Judy Benjamin (Hawn) is having a bad time of it. An opening crawl says her childhood dream was to marry a professional man, have a nice house, a couple maids, and never really need to worry about money or work for the rest of her life. And she did get that by marrying Yale Goodman (Albert Brooks). Then he upped and died of a sudden heart attack during on their wedding night during sex. Depressed, Judy is talked into joining the army by a smooth-talking recruiter (Harry Dean Stanton) who knows exactly what to say to get her to sign up for a three year stint, right up to the promise that, like any job, she can quit if she doesn’t like it. Obviously that isn’t going to happen, a notion quickly squashed primarily by her company commander, Captain Doreen Lewis (Brennan). Judy has problems in the Army. She isn’t particularly physically fit, some of the women in her unit don’t really like her very much and let her know as much very quickly, and the discipline needed isn’t something she seems to possess. Then the darnedest thing happens: after a botched attempt to make a run for it, her parents come up and Captain Lewis, suddenly acting very nice, offers Judy a way out if she’ll just sign some papers.
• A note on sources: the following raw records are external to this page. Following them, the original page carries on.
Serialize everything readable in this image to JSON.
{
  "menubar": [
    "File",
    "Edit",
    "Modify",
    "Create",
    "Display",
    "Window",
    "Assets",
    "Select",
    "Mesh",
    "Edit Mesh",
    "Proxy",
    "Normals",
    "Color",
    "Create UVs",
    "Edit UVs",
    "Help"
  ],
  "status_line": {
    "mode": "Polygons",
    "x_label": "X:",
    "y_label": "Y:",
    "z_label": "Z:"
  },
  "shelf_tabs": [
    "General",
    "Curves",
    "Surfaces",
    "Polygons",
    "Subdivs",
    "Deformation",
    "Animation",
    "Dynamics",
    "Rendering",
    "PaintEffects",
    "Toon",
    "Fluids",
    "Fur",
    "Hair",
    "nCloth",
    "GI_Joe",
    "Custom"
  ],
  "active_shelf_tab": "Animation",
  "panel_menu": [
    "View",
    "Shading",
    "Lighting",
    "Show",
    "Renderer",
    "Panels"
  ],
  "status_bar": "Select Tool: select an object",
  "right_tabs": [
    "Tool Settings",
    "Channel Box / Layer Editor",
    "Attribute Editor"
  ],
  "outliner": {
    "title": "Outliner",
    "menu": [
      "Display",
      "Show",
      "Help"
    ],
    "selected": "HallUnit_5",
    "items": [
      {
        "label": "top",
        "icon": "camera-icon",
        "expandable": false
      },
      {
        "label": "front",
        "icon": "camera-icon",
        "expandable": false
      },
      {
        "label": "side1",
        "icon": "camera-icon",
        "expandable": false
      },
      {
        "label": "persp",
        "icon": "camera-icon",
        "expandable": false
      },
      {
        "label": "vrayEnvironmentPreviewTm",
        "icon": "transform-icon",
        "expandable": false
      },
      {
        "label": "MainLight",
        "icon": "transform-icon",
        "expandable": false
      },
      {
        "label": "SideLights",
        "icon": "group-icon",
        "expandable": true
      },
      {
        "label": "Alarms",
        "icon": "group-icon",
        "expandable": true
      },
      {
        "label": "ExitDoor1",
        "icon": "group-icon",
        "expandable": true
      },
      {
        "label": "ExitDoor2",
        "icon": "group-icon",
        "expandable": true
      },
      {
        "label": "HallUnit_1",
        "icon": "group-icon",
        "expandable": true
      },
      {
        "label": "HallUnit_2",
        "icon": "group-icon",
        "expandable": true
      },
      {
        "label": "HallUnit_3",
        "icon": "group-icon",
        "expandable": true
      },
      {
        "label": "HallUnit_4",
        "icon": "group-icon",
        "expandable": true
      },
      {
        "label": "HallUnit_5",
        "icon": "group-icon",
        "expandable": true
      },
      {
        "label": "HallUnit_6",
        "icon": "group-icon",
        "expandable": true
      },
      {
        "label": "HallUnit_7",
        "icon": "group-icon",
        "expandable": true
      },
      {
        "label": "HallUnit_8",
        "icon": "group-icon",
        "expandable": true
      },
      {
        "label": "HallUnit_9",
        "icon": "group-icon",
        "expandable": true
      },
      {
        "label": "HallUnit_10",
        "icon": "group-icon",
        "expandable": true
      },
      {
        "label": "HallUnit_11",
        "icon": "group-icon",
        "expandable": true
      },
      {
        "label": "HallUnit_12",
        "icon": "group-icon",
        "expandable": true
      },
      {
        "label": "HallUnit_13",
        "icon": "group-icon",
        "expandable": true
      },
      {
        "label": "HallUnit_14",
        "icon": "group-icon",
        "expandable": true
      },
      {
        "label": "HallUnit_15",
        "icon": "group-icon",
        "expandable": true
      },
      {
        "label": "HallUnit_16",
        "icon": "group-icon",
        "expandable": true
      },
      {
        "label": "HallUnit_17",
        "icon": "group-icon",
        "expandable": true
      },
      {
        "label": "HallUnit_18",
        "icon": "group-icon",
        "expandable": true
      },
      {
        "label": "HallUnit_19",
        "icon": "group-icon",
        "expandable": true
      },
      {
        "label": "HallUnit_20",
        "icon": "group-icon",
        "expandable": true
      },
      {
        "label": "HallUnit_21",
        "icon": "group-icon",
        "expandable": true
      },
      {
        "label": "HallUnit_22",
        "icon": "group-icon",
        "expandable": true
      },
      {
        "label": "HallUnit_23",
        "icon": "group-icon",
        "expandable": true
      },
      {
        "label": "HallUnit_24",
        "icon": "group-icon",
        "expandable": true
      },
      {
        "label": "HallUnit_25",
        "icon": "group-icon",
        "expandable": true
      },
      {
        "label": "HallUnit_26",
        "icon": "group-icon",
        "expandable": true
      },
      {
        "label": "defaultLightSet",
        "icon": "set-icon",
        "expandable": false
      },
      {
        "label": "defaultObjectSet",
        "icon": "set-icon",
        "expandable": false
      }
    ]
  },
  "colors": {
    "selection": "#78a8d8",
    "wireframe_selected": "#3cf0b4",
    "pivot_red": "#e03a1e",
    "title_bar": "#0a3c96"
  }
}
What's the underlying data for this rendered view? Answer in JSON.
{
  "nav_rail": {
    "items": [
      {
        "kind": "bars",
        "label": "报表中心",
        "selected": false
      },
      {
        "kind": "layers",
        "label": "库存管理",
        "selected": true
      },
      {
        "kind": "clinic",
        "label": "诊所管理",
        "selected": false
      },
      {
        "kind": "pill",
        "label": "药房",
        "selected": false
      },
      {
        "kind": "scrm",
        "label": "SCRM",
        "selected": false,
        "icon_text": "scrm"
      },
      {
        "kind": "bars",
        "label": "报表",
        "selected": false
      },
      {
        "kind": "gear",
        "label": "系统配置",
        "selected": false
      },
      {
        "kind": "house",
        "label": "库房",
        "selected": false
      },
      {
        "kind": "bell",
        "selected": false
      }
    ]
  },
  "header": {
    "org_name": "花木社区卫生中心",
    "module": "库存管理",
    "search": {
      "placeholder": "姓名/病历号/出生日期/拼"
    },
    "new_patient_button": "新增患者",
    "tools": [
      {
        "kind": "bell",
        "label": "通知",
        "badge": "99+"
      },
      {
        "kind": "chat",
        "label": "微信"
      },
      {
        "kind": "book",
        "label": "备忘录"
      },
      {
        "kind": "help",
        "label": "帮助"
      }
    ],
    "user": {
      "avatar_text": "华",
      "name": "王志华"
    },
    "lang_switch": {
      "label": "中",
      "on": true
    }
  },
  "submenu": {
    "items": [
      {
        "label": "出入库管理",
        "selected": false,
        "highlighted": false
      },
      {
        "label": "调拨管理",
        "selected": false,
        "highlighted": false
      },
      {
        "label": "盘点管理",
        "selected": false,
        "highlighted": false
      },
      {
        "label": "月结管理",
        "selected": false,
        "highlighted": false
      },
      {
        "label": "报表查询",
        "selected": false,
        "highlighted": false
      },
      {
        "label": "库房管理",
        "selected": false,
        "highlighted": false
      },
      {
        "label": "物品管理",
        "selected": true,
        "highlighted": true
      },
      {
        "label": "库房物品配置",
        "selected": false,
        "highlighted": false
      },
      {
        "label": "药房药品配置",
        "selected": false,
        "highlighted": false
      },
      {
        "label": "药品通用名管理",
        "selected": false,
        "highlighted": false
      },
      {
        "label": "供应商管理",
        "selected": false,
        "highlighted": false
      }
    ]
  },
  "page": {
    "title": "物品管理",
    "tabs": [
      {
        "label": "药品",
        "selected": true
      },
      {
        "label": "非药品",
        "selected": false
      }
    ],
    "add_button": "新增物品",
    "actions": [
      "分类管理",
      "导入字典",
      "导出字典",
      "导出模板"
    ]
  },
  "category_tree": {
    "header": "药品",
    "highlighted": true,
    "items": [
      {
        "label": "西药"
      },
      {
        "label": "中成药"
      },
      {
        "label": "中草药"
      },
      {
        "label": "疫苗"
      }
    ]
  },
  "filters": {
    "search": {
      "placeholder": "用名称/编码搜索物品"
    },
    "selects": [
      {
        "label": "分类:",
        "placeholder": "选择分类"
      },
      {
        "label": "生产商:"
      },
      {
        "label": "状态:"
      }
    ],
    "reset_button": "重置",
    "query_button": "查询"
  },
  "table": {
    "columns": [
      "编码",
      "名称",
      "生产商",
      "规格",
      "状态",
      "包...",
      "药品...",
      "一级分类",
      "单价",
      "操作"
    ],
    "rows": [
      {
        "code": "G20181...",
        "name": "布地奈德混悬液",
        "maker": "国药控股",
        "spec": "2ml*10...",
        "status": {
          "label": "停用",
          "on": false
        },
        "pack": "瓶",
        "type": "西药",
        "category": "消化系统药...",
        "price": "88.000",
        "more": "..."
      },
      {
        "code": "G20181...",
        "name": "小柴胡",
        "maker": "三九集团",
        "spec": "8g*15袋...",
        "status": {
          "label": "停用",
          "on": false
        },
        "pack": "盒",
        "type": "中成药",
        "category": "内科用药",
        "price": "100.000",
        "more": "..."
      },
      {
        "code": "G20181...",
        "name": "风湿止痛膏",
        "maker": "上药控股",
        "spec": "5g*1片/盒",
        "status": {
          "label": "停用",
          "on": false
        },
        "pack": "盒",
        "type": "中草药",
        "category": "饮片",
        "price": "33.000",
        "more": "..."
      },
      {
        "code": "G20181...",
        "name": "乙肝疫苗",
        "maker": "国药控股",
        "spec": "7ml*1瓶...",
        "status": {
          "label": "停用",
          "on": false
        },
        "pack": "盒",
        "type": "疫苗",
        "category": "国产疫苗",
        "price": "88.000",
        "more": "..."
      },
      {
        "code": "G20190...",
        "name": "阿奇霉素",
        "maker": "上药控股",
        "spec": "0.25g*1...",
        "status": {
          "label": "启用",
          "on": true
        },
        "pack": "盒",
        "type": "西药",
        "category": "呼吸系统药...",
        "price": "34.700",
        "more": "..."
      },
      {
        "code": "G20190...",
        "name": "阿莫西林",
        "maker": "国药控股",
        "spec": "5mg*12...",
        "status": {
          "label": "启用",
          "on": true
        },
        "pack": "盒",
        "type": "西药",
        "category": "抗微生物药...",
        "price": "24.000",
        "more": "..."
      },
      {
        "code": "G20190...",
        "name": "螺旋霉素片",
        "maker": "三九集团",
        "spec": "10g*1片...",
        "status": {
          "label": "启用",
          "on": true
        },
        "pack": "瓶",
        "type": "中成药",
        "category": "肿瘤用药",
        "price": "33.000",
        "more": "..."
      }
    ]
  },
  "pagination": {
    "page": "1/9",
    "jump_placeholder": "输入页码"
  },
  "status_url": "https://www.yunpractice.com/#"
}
And Judy, seeing how her parents have bailed her out of everything she’s ever done and changed her mind about, how two-faced Lewis is being, and not really caring much for how her father criticizes the Army and every decision Judy has ever made up until that point, changes her mind, buckles down, and gets a whole lot better in the process.
Now, up until this point, the movie is very much a standard “clueless person joins the military” movie with the expected slapstick of said person failing miserably at everything she has to do, but then gets better. For example, when Judy and her newfound soldier friends win at company wargames after Captain Lewis basically assigned them to guard a swamp, it plays out a lot like how the Dirty Dozen did it themselves once upon a time, and that was a much more serious movie. Judy’s blundering weren’t that much different from any number of comedic characters going through basic training, but then the movie opted to do things a bit differently. Let’s just say Abbot and Costello never had to worry about being sexually assaulted by a superior officer.
From there, the movie changes tact and becomes more about how much better and more indepedent a person Judy is as a result of her time in the Army. Assigned to Belgium, she hits it off with a wealthy French doctor (Armand Assante), and what follows from there shows Judy is someone who will now make her own decisions. Henri is a great catch for her at first, but as she spends more and more time with him, she sees the flaws, and she isn’t necessarily afraid to stand up to her own superiors when Lewis, transferred to the same station Judy is in, identifies Henri as a communist (he was for like a minute apparently, but this was 1980 after all). As such, the movie is less about Judy floundering around while in the army a la Bill Murray in Stripes but instead is about Judy just realizing she shouldn’t be relying on others to achieve her own dreams. Or even realizing she can have some of her own and beyond wanting someone to take care of her. That’s actually a much different message than the one I was expecting, honestly.
It helps that Hawn is so likeable and Brennan makes such a deliciously nasty opponent, all smiles when she needs to be but quick to bring down the hammer when she feel humiliated. Hawn, perhaps that rarest of the rare as a comedy star treated like a sex symbol, pouts in an adorable way before finding a spine, and when Judy Benjamin decides she’s had enough, well, she can walk away on her own and not just get her daddy to fix things for her. As much as the first act or so of the movie seems rather rote and predictable for the genre, the conclusion seems to come from a different movie, and it made Private Benjamin stand out all the better for it.